Under the new Dart Charge system charges will increase – but drivers using the Dartford crossing will no longer have to stop.
The Dartford crossing is being equipped with a new electronic payment system so that motorists will no longer have to stop at a toll booth to pay their charge.
The new system, which will be known as the Dart Charge, operates in a similar way to the London Congestion Charge by recognising and logging vehicles’ number plates, and will be brought online on Sunday morning.
At the same time, the charge for using the crossing will be increased for the second time in just over two years.
Why is the new system being brought in?
Congestion at the Dartford crossing has been a problem for many years. When it was first opened in 1963, as just one tunnel, the average daily through flow was just 12,472 cars. From April 2013 to March 2014, across two seperate tunnels and the Queen Elizabeth II Bridge, that figure hard risen to 136,015.
Despite the construction of multi-lane toll plazas, the biggest cause of the congestion is the toll booths, at which drivers have to stop and pay the crossing charge.
In order to ease the congestion, the Highways Agency has taken the decision to remove the toll-booths, and instead implement a ‘free-flow’ electronic tolling system similar to that used for the London Congestion Charge.
How does the system work?
Cameras mounted on gantries above each lane will record the registration plate of every car that passes beneath.
Each registration number is logged, and the charge against that registration number must then be paid online, by phone, or in selected shops. Drivers can also opt to set up a pre-paid account, which is associated with the car’s registration, or can pay in advance by post.
If the charge has not been paid by midnight on the day after a crossing is made, a penalty charge is then applied, notice of which is sent to the driver by post.
Do I still need to stop at a toll booth?
As of Sunday, no. The toll booths will remain in place for a while yet as they’re dismantled and demolished, and while new measures to prevent oversized vehicles from using the crossing are installed.
However, drivers are being urged not to stop at the booths, as they will not be manned, and doing so could cause traffic queues or, worse, an accident.
How much will it cost?
The Highways Agency will be increasing the charge to use the Dartford crossing when it implements electronic charging. It says tolls will rise in order to help fund improvements to the crossing, including the installation of the new system.

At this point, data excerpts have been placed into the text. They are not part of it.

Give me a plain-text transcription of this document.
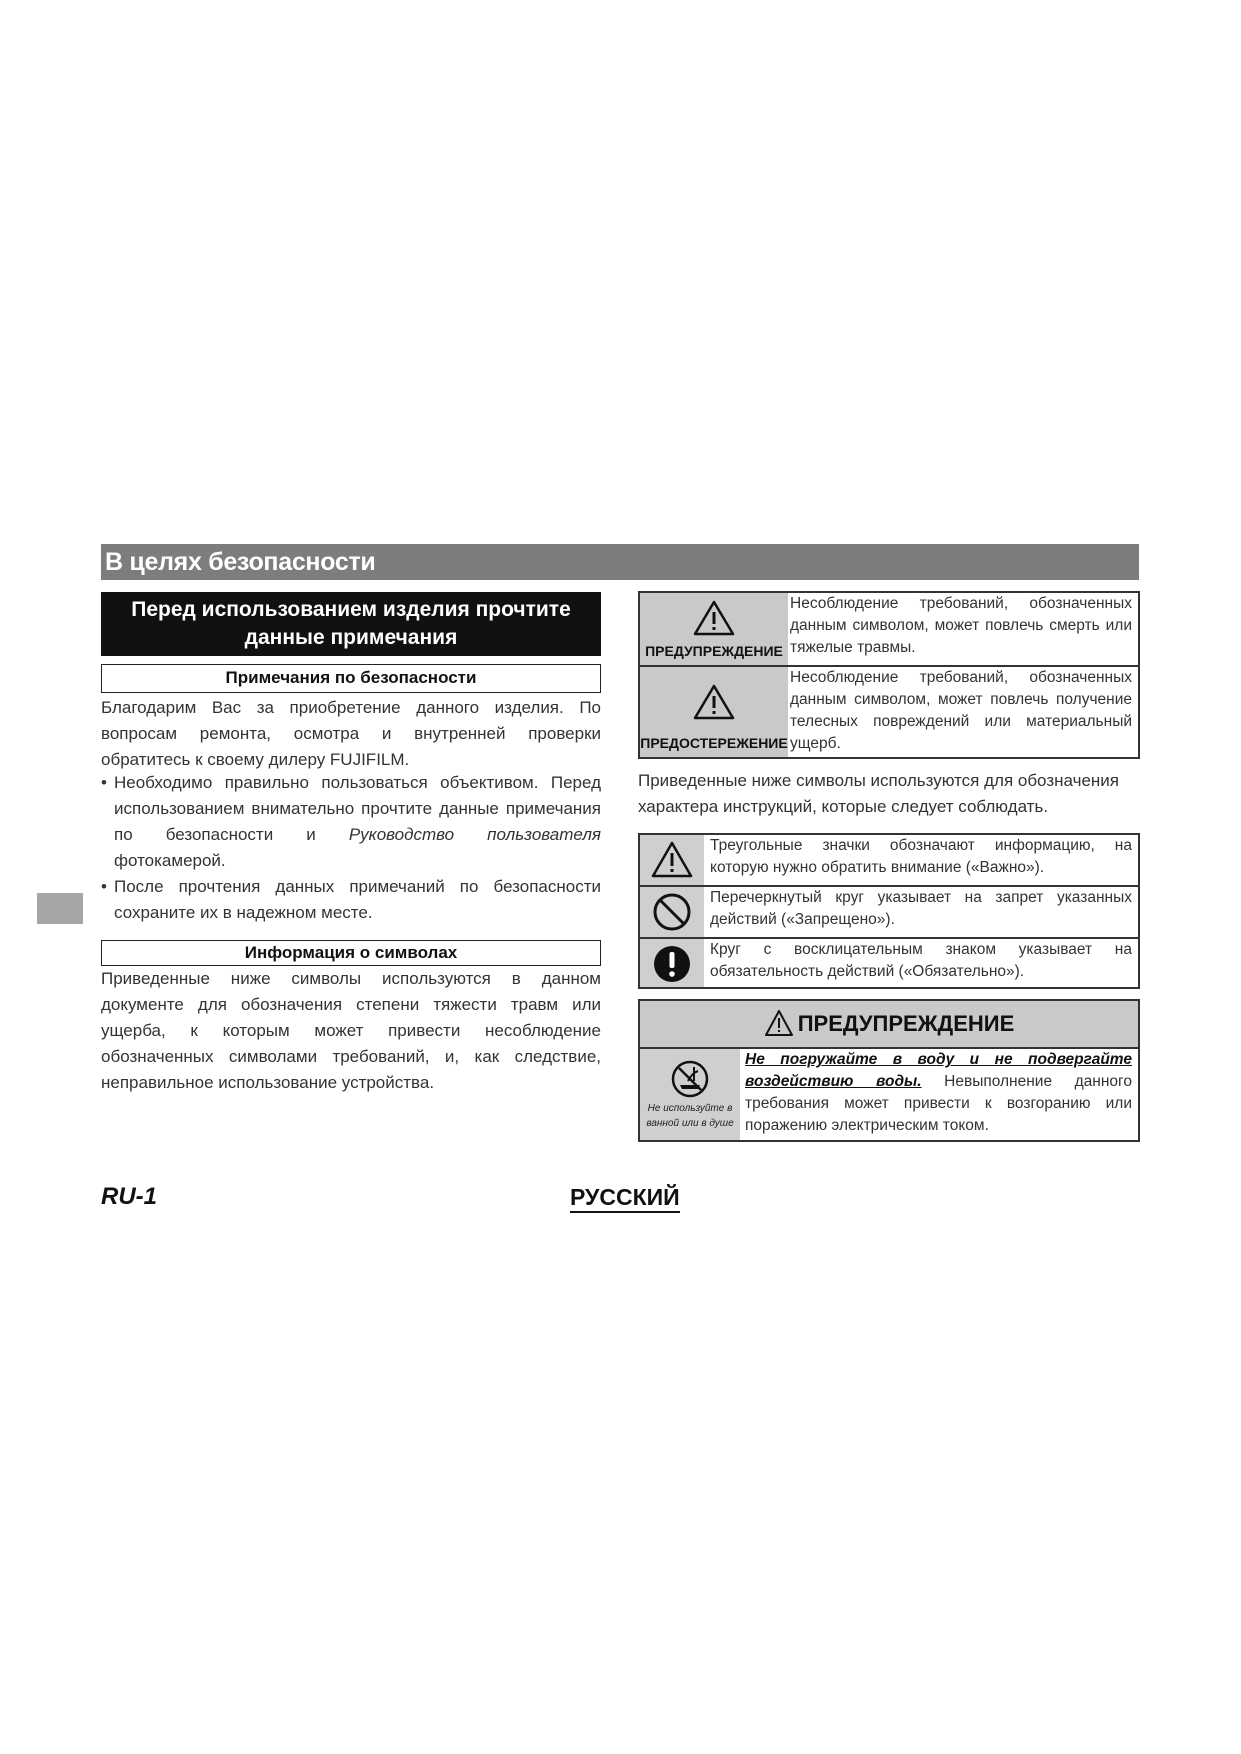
В целях безопасности
Перед использованием изделия прочтите данные примечания
Примечания по безопасности
Благодарим Вас за приобретение данного изделия. По вопросам ремонта, осмотра и внутренней проверки обратитесь к своему дилеру FUJIFILM.

• Необходимо правильно пользоваться объективом. Перед использованием внимательно прочтите данные примечания по безопасности и Руководство пользователя фотокамерой.

• После прочтения данных примечаний по безопасности сохраните их в надежном месте.

Информация о символах
Приведенные ниже символы используются в данном документе для обозначения степени тяжести травм или ущерба, к которым может привести несоблюдение обозначенных символами требований, и, как следствие, неправильное использование устройства.
ПРЕДУПРЕЖДЕНИЕ
Несоблюдение требований, обозначенных данным символом, может повлечь смерть или тяжелые травмы.
ПРЕДОСТЕРЕЖЕНИЕ
Несоблюдение требований, обозначенных данным символом, может повлечь получение телесных повреждений или материальный ущерб.
Приведенные ниже символы используются для обозначения характера инструкций, которые следует соблюдать.
Треугольные значки обозначают информацию, на которую нужно обратить внимание («Важно»).
Перечеркнутый круг указывает на запрет указанных действий («Запрещено»).
Круг с восклицательным знаком указывает на обязательность действий («Обязательно»).
ПРЕДУПРЕЖДЕНИЕ
Не используйте в ванной или в душе
Не погружайте в воду и не подвергайте воздействию воды. Невыполнение данного требования может привести к возгоранию или поражению электрическим током.
RU-1	РУССКИЙ
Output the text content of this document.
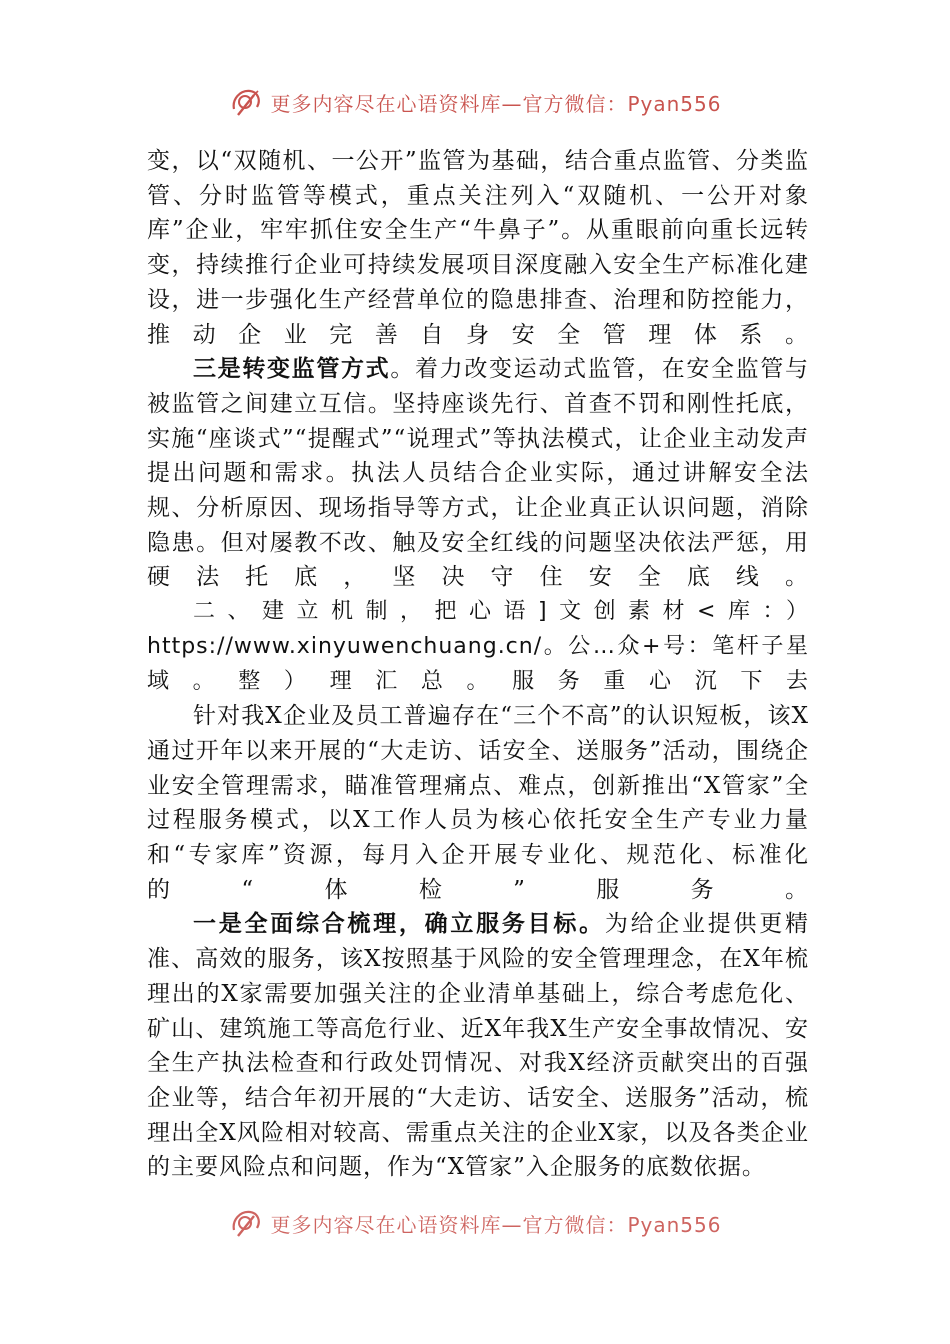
更多内容尽在心语资料库—官方微信：Pyan556

变，以“双随机、一公开”监管为基础，结合重点监管、分类监管、分时监管等模式，重点关注列入“双随机、一公开对象库”企业，牢牢抓住安全生产“牛鼻子”。从重眼前向重长远转变，持续推行企业可持续发展项目深度融入安全生产标准化建设，进一步强化生产经营单位的隐患排查、治理和防控能力，推动企业完善自身安全管理体系。

三是转变监管方式。着力改变运动式监管，在安全监管与被监管之间建立互信。坚持座谈先行、首查不罚和刚性托底，实施“座谈式”“提醒式”“说理式”等执法模式，让企业主动发声提出问题和需求。执法人员结合企业实际，通过讲解安全法规、分析原因、现场指导等方式，让企业真正认识问题，消除隐患。但对屡教不改、触及安全红线的问题坚决依法严惩，用硬法托底，坚决守住安全底线。

二、建立机制，把心语]文创素材<库：）https://www.xinyuwenchuang.cn/。公…众+号：笔杆子星域。整）理汇总。服务重心沉下去

针对我X企业及员工普遍存在“三个不高”的认识短板，该X通过开年以来开展的“大走访、话安全、送服务”活动，围绕企业安全管理需求，瞄准管理痛点、难点，创新推出“X管家”全过程服务模式，以X工作人员为核心依托安全生产专业力量和“专家库”资源，每月入企开展专业化、规范化、标准化的“体检”服务。

一是全面综合梳理，确立服务目标。为给企业提供更精准、高效的服务，该X按照基于风险的安全管理理念，在X年梳理出的X家需要加强关注的企业清单基础上，综合考虑危化、矿山、建筑施工等高危行业、近X年我X生产安全事故情况、安全生产执法检查和行政处罚情况、对我X经济贡献突出的百强企业等，结合年初开展的“大走访、话安全、送服务”活动，梳理出全X风险相对较高、需重点关注的企业X家，以及各类企业的主要风险点和问题，作为“X管家”入企服务的底数依据。

更多内容尽在心语资料库—官方微信：Pyan556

Under the new system, charges will increase to £2.50 for a standard car. This follows an increase from £1.50 to £2.00 in October 2012.
Charges for two-axle and multi-axle goods vehicles, from £2.50 to £3.00 and from £5.00 to £6.00 respectively. However, charges for motorcycles will remain the same.
As with the current Dart Tag system, drivers who opt to use a pre-paid account will be able to enjoy reduced charges of £1.67 for a standard car, £2.63 for a two-axle goods vehicle, and £5.19 for a multi-axle goods vehicle.
The crossing will remain toll-free for all vehicles every night, from 10pm to 6am.
When will the new system take effect?
The new system will be activated on Sunday November 30 at 6am, and the new charges will take effect at the same time. The last cash tolls at the current rates will be taken at 10pm on Saturday November 29, before the toll booths shut down for the final time.